Florence*, médecin, deux enfants, une fille de 3 ans et un bébé.Dans la famille de Florence, il n'y a aucune tradition d'enseignement privé; le «privé» est même entaché d'une aura sulfureuse, un «truc pour gosse de riches». Elle-même a suivi tout son cursus de manière très traditionnelle dans l'école publique vaudoise.

Aujourd'hui pourtant, Florence se demande si elle ne va pas franchir le pas pour ses enfants.
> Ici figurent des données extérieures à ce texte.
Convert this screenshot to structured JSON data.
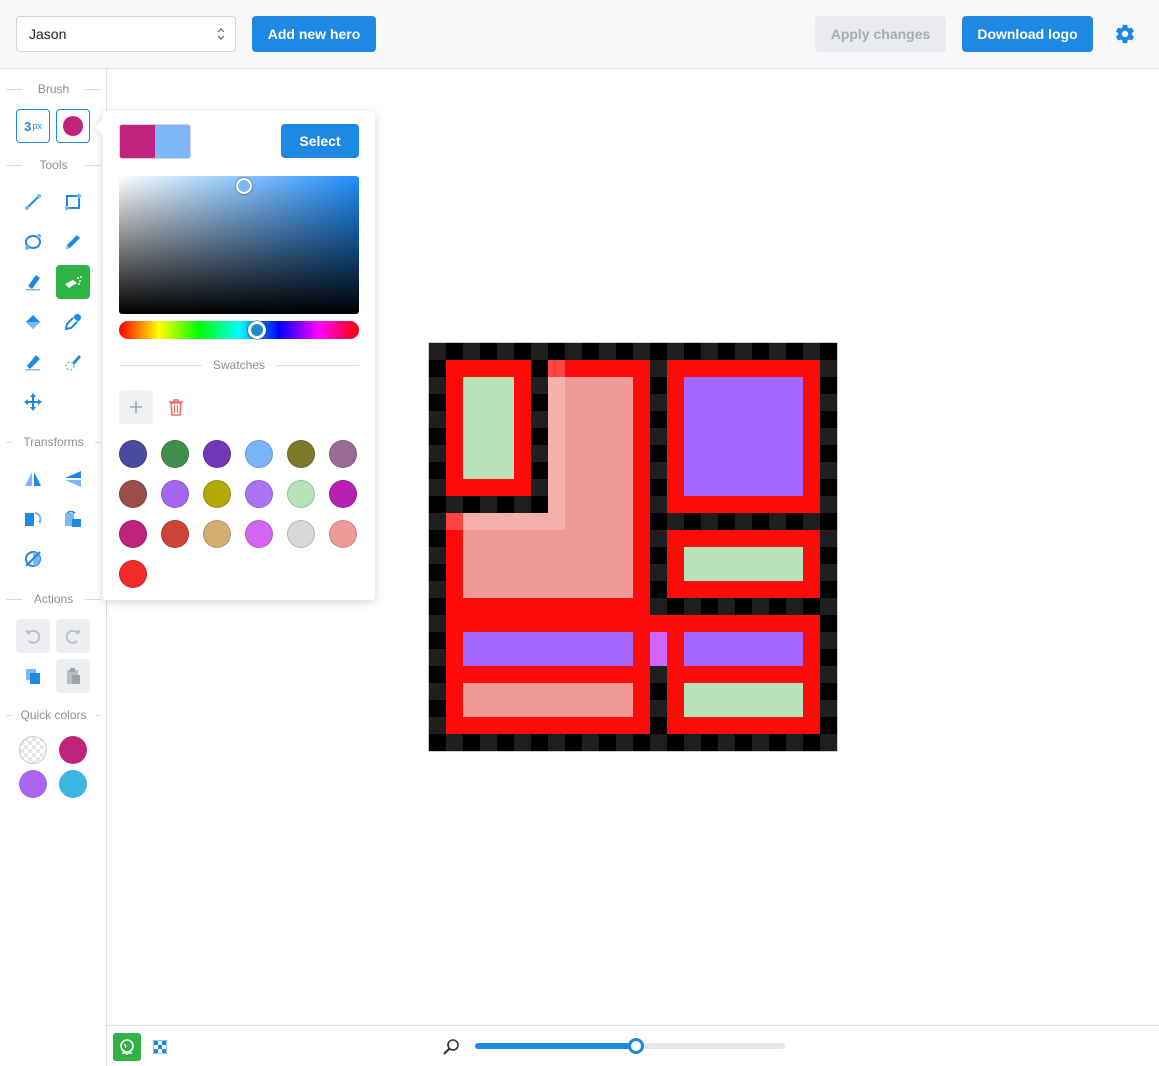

Pour sa fille de 3ans, dans un premier temps, car celle-ci commencera l'école l'année prochaine. «Je commence déjà à me renseigner car il faut s'inscrire très en avance tant les établissements sont pris d'assaut.»

Deux raisons principales poussent la jeune mère, médecin de profession, comme son mari, à penser au privé: «EVM, l'Ecole vaudoise en mutation, d'abord, qui pour moi, ne donne pas d'assez bons résultats. On est dans le flou, cela m'inquiète. Je préfère miser sur un enseignement plus classique, qui donnera des bases solides à mes enfants.»

Deuxième point: les horaires continus que proposent les établissements privés, souvent assortis d'une offre d'activités extrascolaires après les cours. «Je travaille à plein temps, cela me facilitera grandement la vie! Les horaires de l'école publique sont faits pour les mamans à la maison qui peuvent préparer le repas de midi, aller chercher leurs enfants et les ramener à l'école. Mais même pour elles, ce n'est pas facile avec les horaires différents selon les âges des enfants. Il est difficile de faire autre chose que des allers et retours à l'école.»

Malgré cela, Florence n'est pas encore une adepte totale du privé: «Le côté ghetto m'ennuie un peu. Pour l'instant, mon idée est de les mettre en école privée quand ils seront petits, pour les premières années, pour façonner un socle de connaissances solides. Puis je les remettrai dans le système public en 5e année.»